Sunscreens are crucial for sun protection. Sun damage to the skin from exposure to ultraviolet rays is a risk factor for skin cancer and melanoma. To avoid sunburn, people should limit sun exposure during the peak hours of 10 a.m. to 3 p.m., wear protective clothing, and use a sunscreen. People with sensitive skin should use a sunscreen with an SPF of 30 or more.
Sunburn is an inflammation of the skin that is caused by overexposure to
ultraviolet (UV) radiation from the sun. A similar burn can follow overexposure
to a "sun" (UV or tanning) lamp. UV radiation can also damage the eyes, although no
surface burn is apparent.
Sunburn is a very common condition.

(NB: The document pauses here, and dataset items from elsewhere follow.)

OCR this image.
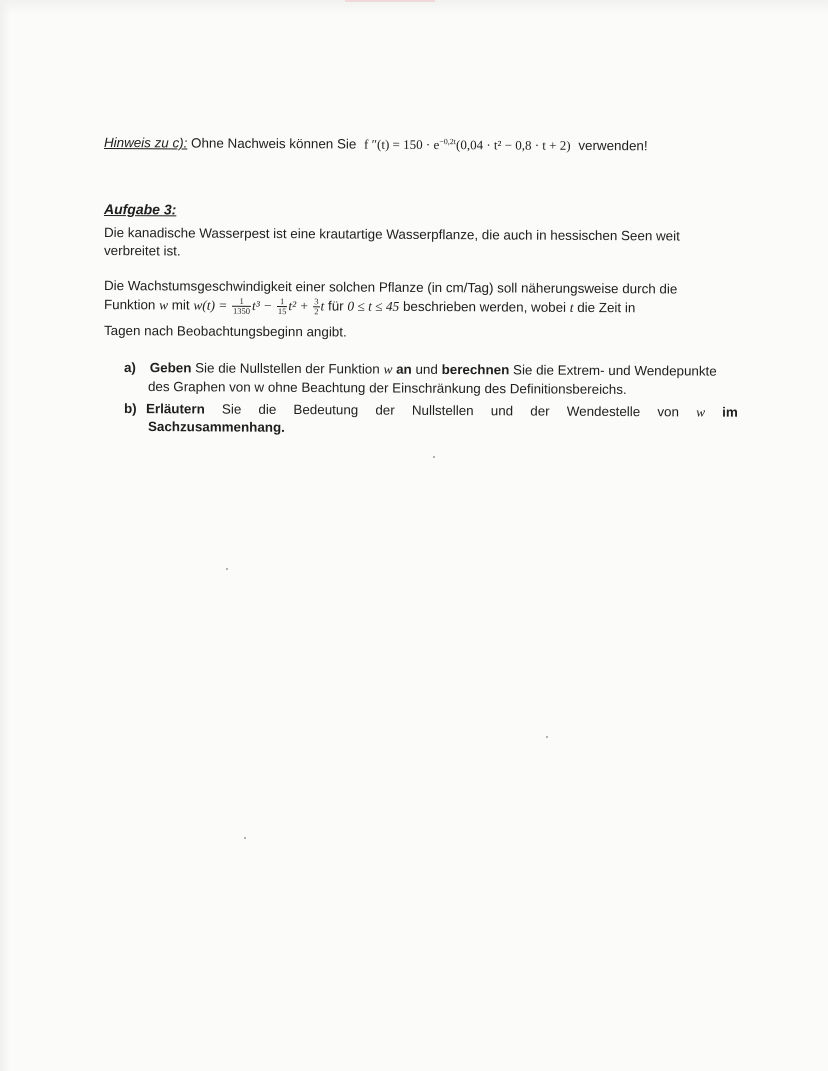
Hinweis zu c): Ohne Nachweis können Sie f $''(t) = 150 \cdot e^{-0,2t}(0,04 \cdot t^2 - 0,8 \cdot t + 2)$ verwenden!
Aufgabe 3:
Die kanadische Wasserpest ist eine krautartige Wasserpflanze, die auch in hessischen Seen weit
verbreitet ist.
Die Wachstumsgeschwindigkeit einer solchen Pflanze (in cm/Tag) soll näherungsweise durch die
Funktion w mit $w(t) = \frac{1}{1350} t^3 - \frac{1}{15} t^2 + \frac{3}{2}$ t für 0 ≤ t ≤ 45 beschrieben werden, wobei t die Zeit in
Tagen nach Beobachtungsbeginn angibt.
a) Geben Sie die Nullstellen der Funktion w an und berechnen Sie die Extrem- und Wendepunkte
des Graphen von w ohne Beachtung der Einschränkung des Definitionsbereichs.
b) Erläutern Sie die Bedeutung der Nullstellen und der Wendestelle von w im
Sachzusammenhang.
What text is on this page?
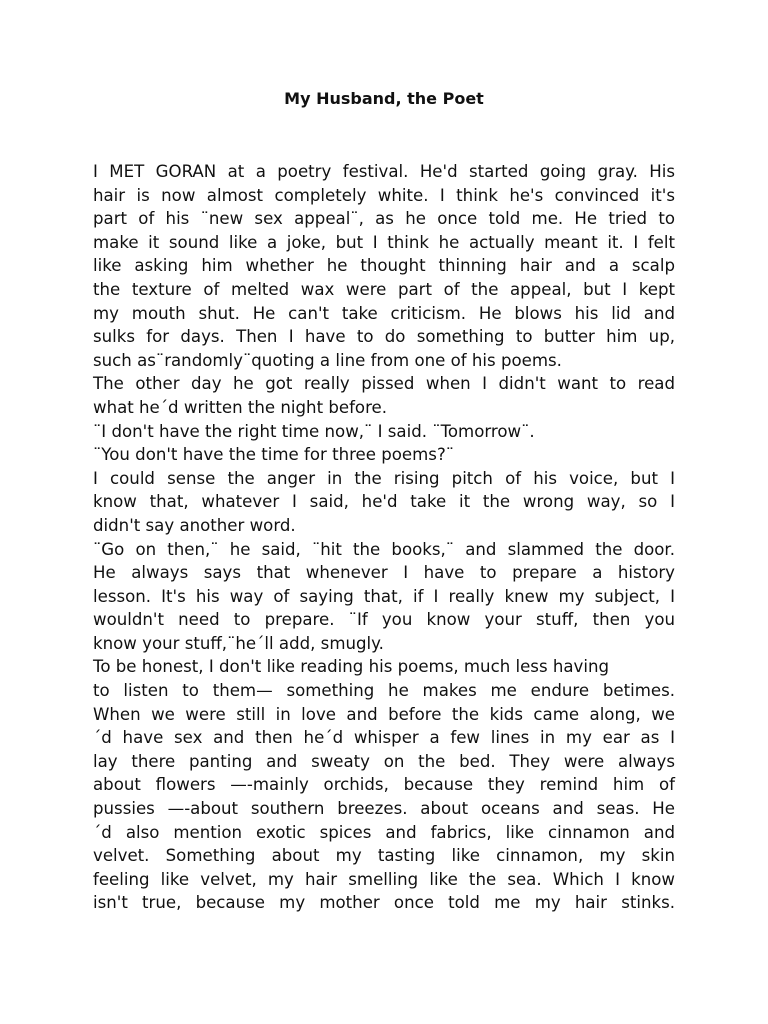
My Husband, the Poet
I MET GORAN at a poetry festival. He'd started going gray. His
hair is now almost completely white. I think he's convinced it's
part of his ¨new sex appeal¨, as he once told me. He tried to
make it sound like a joke, but I think he actually meant it. I felt
like asking him whether he thought thinning hair and a scalp
the texture of melted wax were part of the appeal, but I kept
my mouth shut. He can't take criticism. He blows his lid and
sulks for days. Then I have to do something to butter him up,
such as¨randomly¨quoting a line from one of his poems.
The other day he got really pissed when I didn't want to read
what he´d written the night before.
¨I don't have the right time now,¨ I said. ¨Tomorrow¨.
¨You don't have the time for three poems?¨
I could sense the anger in the rising pitch of his voice, but I
know that, whatever I said, he'd take it the wrong way, so I
didn't say another word.
¨Go on then,¨ he said, ¨hit the books,¨ and slammed the door.
He always says that whenever I have to prepare a history
lesson. It's his way of saying that, if I really knew my subject, I
wouldn't need to prepare. ¨If you know your stuff, then you
know your stuff,¨he´ll add, smugly.
To be honest, I don't like reading his poems, much less having
to listen to them— something he makes me endure betimes.
When we were still in love and before the kids came along, we
´d have sex and then he´d whisper a few lines in my ear as I
lay there panting and sweaty on the bed. They were always
about flowers —-mainly orchids, because they remind him of
pussies —-about southern breezes. about oceans and seas. He
´d also mention exotic spices and fabrics, like cinnamon and
velvet. Something about my tasting like cinnamon, my skin
feeling like velvet, my hair smelling like the sea. Which I know
isn't true, because my mother once told me my hair stinks.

In the United States, approximately 30%
to 40% of adults and close to 80% of children and adolescents report having at
least one sunburn in the preceding year.
Can sunburn cause permanent damage?
Yes. Sunburn early in life increases the risk of developing skin cancer later
on. Repeated overexposure to ultraviolet rays can also
scar,
freckle, dry out,
and wrinkle the skin prematurely. In addition, frequent overexposure to
ultraviolet rays can increase the risk of developing eye cataracts and
macular
degeneration, a leading cause of blindness.